In fact, the explosion of crowdfunding for retail startups shows that consumers are willing to pony up some serious dough for the right products.
Take, for example, the perspective from Caleb Light, vice president of sales at Power Practical, a Salt Lake City-based retail startup that focuses on high-tech products for outdoors activities, Utah’s Daily Herald reported. In just three years since its founding, Power Practical has conducted five separate campaigns on the popular crowdfunding sight Kickstarter. It’s most recent round – a fund-raising blitz for the Luminoodle, a portable lighting device powered by USB – has already accumulated more than $320,000 in funding, despite having a goal of just $10,000.
“We use crowdfunding as a fundamental tool for validation and funding production,” Light told the Daily Herald. “This tool, in essence, drives down the cost of innovating and producing new products, which really helps out small to medium businesses.”
Is the key to tapping into the latent funding power of consumers simply releasing cool products? Light doesn’t think so. He explained that Power Practical has seen such consistent success because of the way it begins its crowdfunding campaigns. Instead of releasing a new product to the world sight unseen, Light explained that startups need to boost interest through promotional videos of demos of product prototypes. If they can convince consumers their product or service has some level of prestige and “it” factor about it, many shoppers will be happy to part with their money.
“People like the aspect of backing cool products, and they look at the video for that, as well,” Light said. “You really have to build interest before you launch because those first few days are crucial to get off and running.”
For some retail startups, though, determining how best to stoke consumer interest can be a challenge. According to data from Crowdmapped, the reasons why consumers donate to crowdfunding campaigns are many and varied. The majority of campaigns – 43 percent – are rewards-based, with funders getting some add-on or extra service when the product eventually makes it to market. However, 29 percent of campaigns are funded purely because people believe in the social or economic good they will have on the wider world. Equity-based (15 percent) and lending-based (13 percent) crowdfunding efforts comprise the least common strategies, even though equity-based projects generated the highest percentage of funds per project with 42 percent attracting more than $100,000 each.

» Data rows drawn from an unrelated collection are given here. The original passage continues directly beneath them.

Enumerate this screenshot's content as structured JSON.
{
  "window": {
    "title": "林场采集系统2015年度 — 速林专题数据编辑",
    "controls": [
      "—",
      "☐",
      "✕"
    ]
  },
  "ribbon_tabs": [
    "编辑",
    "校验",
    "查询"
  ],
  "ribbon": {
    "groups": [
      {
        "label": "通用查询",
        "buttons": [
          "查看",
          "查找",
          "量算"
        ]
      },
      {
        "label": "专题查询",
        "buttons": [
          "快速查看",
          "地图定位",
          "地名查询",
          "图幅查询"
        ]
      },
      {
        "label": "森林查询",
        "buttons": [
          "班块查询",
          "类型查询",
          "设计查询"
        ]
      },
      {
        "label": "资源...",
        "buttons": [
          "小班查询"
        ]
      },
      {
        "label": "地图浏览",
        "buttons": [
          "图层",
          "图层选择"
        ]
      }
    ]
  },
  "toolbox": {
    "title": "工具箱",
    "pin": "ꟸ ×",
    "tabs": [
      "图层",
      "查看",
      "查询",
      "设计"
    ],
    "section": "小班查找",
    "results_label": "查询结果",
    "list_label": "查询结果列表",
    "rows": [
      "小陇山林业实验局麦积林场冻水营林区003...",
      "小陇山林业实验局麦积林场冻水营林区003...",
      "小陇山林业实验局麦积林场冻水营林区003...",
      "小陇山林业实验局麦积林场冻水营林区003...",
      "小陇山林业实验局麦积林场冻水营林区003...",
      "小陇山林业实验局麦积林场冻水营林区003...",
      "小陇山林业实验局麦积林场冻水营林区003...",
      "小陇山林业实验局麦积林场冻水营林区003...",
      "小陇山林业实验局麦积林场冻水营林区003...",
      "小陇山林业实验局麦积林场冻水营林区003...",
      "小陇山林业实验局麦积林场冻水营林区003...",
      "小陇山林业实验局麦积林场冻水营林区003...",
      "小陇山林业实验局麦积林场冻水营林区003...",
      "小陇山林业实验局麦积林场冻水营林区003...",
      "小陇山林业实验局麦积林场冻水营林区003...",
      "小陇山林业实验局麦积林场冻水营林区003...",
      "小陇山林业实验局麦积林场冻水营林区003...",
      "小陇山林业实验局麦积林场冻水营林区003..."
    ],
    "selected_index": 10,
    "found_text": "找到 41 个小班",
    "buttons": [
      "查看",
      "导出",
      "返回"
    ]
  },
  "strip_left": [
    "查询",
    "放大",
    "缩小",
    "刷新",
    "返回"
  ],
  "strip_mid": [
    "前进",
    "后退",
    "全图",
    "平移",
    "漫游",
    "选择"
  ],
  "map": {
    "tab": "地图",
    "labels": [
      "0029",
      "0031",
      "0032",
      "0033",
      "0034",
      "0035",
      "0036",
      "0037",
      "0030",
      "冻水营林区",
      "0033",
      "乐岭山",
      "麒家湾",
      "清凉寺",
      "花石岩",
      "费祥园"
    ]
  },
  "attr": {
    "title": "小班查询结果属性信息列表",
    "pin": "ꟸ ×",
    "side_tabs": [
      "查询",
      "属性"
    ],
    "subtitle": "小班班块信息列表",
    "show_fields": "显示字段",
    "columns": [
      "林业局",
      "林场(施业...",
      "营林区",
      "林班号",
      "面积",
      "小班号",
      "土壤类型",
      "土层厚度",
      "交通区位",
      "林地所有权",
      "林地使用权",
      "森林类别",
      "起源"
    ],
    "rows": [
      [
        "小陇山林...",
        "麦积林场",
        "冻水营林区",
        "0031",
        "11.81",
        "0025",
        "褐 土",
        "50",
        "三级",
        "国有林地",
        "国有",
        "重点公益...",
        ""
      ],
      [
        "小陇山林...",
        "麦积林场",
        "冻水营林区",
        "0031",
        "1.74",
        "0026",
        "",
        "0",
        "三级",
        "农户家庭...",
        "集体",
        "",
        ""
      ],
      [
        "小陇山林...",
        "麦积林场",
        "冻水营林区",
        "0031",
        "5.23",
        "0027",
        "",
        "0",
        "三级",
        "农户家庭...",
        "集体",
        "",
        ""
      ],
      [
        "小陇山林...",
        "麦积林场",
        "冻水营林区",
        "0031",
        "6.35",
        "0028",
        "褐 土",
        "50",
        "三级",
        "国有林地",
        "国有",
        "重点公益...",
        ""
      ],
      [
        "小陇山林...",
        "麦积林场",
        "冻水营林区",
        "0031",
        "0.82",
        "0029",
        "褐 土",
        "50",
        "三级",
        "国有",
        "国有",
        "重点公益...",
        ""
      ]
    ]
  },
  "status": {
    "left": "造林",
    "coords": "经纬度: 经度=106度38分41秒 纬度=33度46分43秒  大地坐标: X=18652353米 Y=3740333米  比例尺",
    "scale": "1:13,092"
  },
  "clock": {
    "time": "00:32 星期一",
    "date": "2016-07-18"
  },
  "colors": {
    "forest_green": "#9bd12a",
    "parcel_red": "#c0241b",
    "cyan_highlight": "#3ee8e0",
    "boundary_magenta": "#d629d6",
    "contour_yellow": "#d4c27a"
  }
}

Regardless of the type of crowdfunding tactics retail startups use, there’s no denying the fact that consumers are ready to put their money behind businesses they believe in. The trouble is, as The New York Times reported, it’s not always easy to tell which companies consumers believe deserve their support. Naomi Josepher and Jon Payson, owners of a high-end Brooklyn wine and cake shop, turned to Kickstarter for relocation funding after they received a notice that their rent was scheduled to increase more than 500 percent. However, since Josepher and Payson were already established – if not wildly successful – small-business owners, the consumer response was lukewarm at best.
Don Steinberg, entrepreneur and author of “The Kickstarter Handbook,” told the NYT that consumers still have a narrow definition of what kinds of companies they’re willing to crowdfund.
“It’s the same thing, wondering whether established enterprises really should be asking for money this way,” Steinberg said. They aren’t struggling artists or inventors trying to get started. It seems to defy the spirit — and the name — of Kickstarter.”
Retailers used to only have to worry about their reputations once their products hit the market, but if startups want to get their piece of the crowdfunding pie, they’ll have to start monitoring their images far before they’re ready to launch.